Here Are 3 Hot Things to Know About Stocks Right Now
- Qualcomm (QCOM - Get Report) tumbled Wednesday after a federal judge ruled in favor of the Federal Trade Commission in a long-running antitrust dispute over patents and licensing.
- The Dow Jones Industrial Average ended down on a report the U.S. could blacklist more Chinese companies.
- Target (TGT - Get Report) climbed after the retailer posted stronger-than-expected first-quarter earnings and reaffirm its full-year guidance.
Wall Street Overview
Stocks finished down Wednesday on a report the White House could blacklist more Chinese companies and as Wall Street digested the release of the Federal Reserve's minutes from its meeting earlier in May.
The Dow Jones Industrial Average fell 101 points, or 0.39%, to 25,777, the S&P 500 fell 0.28%, and the tech-heavy Nasdaq declined 0.45%.
The New York Times reported the White House was prepared to target Hangzhou Hikvision Digital Technology and Zhejiang Dahua Technology for the so-called Entities List as it tightens the screws on Beijing in an effort to force concessions on trade.

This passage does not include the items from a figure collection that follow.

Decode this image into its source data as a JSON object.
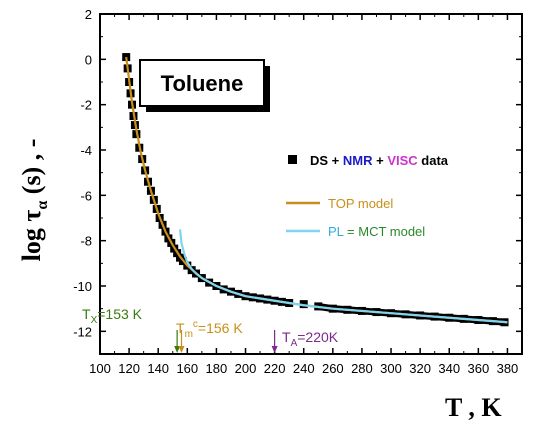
{
  "chart_data": {
    "type": "line",
    "title": "Toluene",
    "xlabel": "T , K",
    "ylabel_main": "log τ",
    "ylabel_sub": "α",
    "ylabel_tail": " (s) , -",
    "xlim": [
      100,
      390
    ],
    "ylim": [
      -13,
      2
    ],
    "x_ticks": [
      "100",
      "120",
      "140",
      "160",
      "180",
      "200",
      "220",
      "240",
      "260",
      "280",
      "300",
      "320",
      "340",
      "360",
      "380"
    ],
    "y_ticks": [
      "2",
      "0",
      "-2",
      "-4",
      "-6",
      "-8",
      "-10",
      "-12"
    ],
    "legend": {
      "data_label_parts": [
        "DS",
        " + ",
        "NMR",
        " + ",
        "VISC",
        " data"
      ],
      "data_label_colors": [
        "#000000",
        "#000000",
        "#1a1acc",
        "#000000",
        "#cc33cc",
        "#000000"
      ],
      "top_label": "TOP model",
      "pl_label_parts": [
        "PL",
        " = MCT model"
      ],
      "pl_label_colors": [
        "#33aadd",
        "#2a8a2a"
      ]
    },
    "annotations": {
      "tx": {
        "prefix": "T",
        "sub": "X",
        "suffix": "=153 K",
        "x": 153,
        "color": "#3a7a10"
      },
      "tm": {
        "prefix": "T",
        "sub": "m",
        "sup": "c",
        "suffix": "=156 K",
        "x": 156,
        "color": "#c8901a"
      },
      "ta": {
        "prefix": "T",
        "sub": "A",
        "suffix": "=220K",
        "x": 220,
        "color": "#7a2a8a"
      }
    },
    "series": [
      {
        "name": "DS + NMR + VISC data",
        "kind": "scatter",
        "color": "#000000",
        "points": [
          [
            118,
            0.1
          ],
          [
            119,
            -0.4
          ],
          [
            120,
            -1.0
          ],
          [
            121,
            -1.5
          ],
          [
            122,
            -2.0
          ],
          [
            123,
            -2.5
          ],
          [
            124,
            -2.9
          ],
          [
            125,
            -3.3
          ],
          [
            127,
            -3.9
          ],
          [
            129,
            -4.4
          ],
          [
            131,
            -4.9
          ],
          [
            133,
            -5.4
          ],
          [
            135,
            -5.8
          ],
          [
            137,
            -6.2
          ],
          [
            139,
            -6.6
          ],
          [
            141,
            -7.0
          ],
          [
            143,
            -7.3
          ],
          [
            145,
            -7.6
          ],
          [
            147,
            -7.9
          ],
          [
            149,
            -8.1
          ],
          [
            151,
            -8.35
          ],
          [
            153,
            -8.55
          ],
          [
            155,
            -8.75
          ],
          [
            157,
            -8.9
          ],
          [
            160,
            -9.1
          ],
          [
            163,
            -9.3
          ],
          [
            166,
            -9.45
          ],
          [
            170,
            -9.65
          ],
          [
            175,
            -9.85
          ],
          [
            180,
            -10.0
          ],
          [
            185,
            -10.15
          ],
          [
            190,
            -10.25
          ],
          [
            195,
            -10.35
          ],
          [
            200,
            -10.45
          ],
          [
            205,
            -10.5
          ],
          [
            210,
            -10.55
          ],
          [
            215,
            -10.6
          ],
          [
            220,
            -10.65
          ],
          [
            225,
            -10.7
          ],
          [
            230,
            -10.75
          ],
          [
            240,
            -10.8
          ],
          [
            250,
            -10.9
          ],
          [
            260,
            -11.0
          ],
          [
            270,
            -11.05
          ],
          [
            280,
            -11.1
          ],
          [
            290,
            -11.15
          ],
          [
            300,
            -11.2
          ],
          [
            310,
            -11.25
          ],
          [
            320,
            -11.3
          ],
          [
            330,
            -11.35
          ],
          [
            340,
            -11.4
          ],
          [
            350,
            -11.45
          ],
          [
            360,
            -11.5
          ],
          [
            370,
            -11.55
          ],
          [
            378,
            -11.6
          ]
        ]
      },
      {
        "name": "TOP model",
        "kind": "line",
        "color": "#c8901a",
        "points": [
          [
            118,
            0.1
          ],
          [
            120,
            -0.9
          ],
          [
            122,
            -1.9
          ],
          [
            125,
            -3.1
          ],
          [
            128,
            -4.1
          ],
          [
            131,
            -4.9
          ],
          [
            135,
            -5.8
          ],
          [
            140,
            -6.8
          ],
          [
            145,
            -7.6
          ],
          [
            150,
            -8.2
          ],
          [
            155,
            -8.7
          ],
          [
            160,
            -9.1
          ],
          [
            170,
            -9.65
          ],
          [
            180,
            -10.0
          ],
          [
            190,
            -10.25
          ],
          [
            200,
            -10.45
          ],
          [
            220,
            -10.65
          ],
          [
            240,
            -10.85
          ],
          [
            260,
            -11.0
          ],
          [
            280,
            -11.1
          ],
          [
            300,
            -11.2
          ],
          [
            320,
            -11.3
          ],
          [
            340,
            -11.4
          ],
          [
            360,
            -11.5
          ],
          [
            380,
            -11.6
          ]
        ]
      },
      {
        "name": "PL = MCT model",
        "kind": "line",
        "color": "#7fd4f0",
        "points": [
          [
            155,
            -7.5
          ],
          [
            156,
            -8.1
          ],
          [
            158,
            -8.6
          ],
          [
            160,
            -8.95
          ],
          [
            163,
            -9.25
          ],
          [
            166,
            -9.45
          ],
          [
            170,
            -9.65
          ],
          [
            180,
            -10.0
          ],
          [
            190,
            -10.25
          ],
          [
            200,
            -10.45
          ],
          [
            220,
            -10.65
          ],
          [
            240,
            -10.85
          ],
          [
            260,
            -11.0
          ],
          [
            280,
            -11.1
          ],
          [
            300,
            -11.2
          ],
          [
            320,
            -11.3
          ],
          [
            340,
            -11.4
          ],
          [
            360,
            -11.5
          ],
          [
            380,
            -11.6
          ]
        ]
      }
    ]
  }
}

In economic news, the Federal Reserve released the minutes of its May 1-3 meeting Wednesday. The Federal Open Market Committee opted not to change the central bank's benchmark interest rate at the meeting, citing a lack of inflation pressure.
"The language is vague enough that market watchers are likely going to hear what they want to hear, but a sober analysis is that we won't see any rate cuts soon," said Mike Loewengart, vice president of investment strategy at E*Trade. "The Fed notes we enjoy low inflation and a strong jobs market, which is exactly where they like to be if they want to stay on the sidelines and not take any action."
Loewengart added that "there is zero language about deflation or a waning economy, which typically portend a rate cut."
"Yes, they note GDP has moderated but moderate growth is a far cry from contraction," he said. "It's also telling that there are still Fed Presidents who are seeking a rate increase. So, again if we read the tea leaves it seems clear rates will be staying right where they are barring any major shift in the economy."
Stocks had rebounded on Tuesday after the U.S. Commerce Department moved to ease restrictions on the ability of China's Huawei Technologies to do business with U.S. companies.
Treasury Secretary Steven Mnuchin told the House Financial Services Committee Wednesday that United States is at least a month from enacting its proposed tariffs on $300 billion in Chinese imports, Reuters reported. Mnuchin also said Trump and Chinese President Xi Jinping "will likely see each other at the end of June."
After talks between the world's two biggest economies ended without an agreement earlier this month, President Trump raised tariffs on $200 billion in Chinese imports to 25% from 10%. China retaliated three days later, announcing new tariffs on $60 billion of American exports.
Qualcomm (QCOM - Get Report) led the Nasdaq lower as shares tumbled 10.9% to $69.31 after a federal judge ruled in favor of the U.S. Federal Trade Commission in a long-running antitrust dispute over patents and licensing.
The Department of Justice's antitrust division recommended that the agency sue to block T-Mobile's (TMUS - Get Report) proposed $26 billion acquisition of Sprint (S - Get Report) , according to Reuters. T-Mobile shares were 1% to $76.35, while Sprint was off 7.6% to $6.67.
Urban Outfitters (URBN - Get Report) shares sank nearly 10% to $24.34 after the fashion retailer said it would launch a women's apparel rental service that analysts think will cut into its second quarter earnings.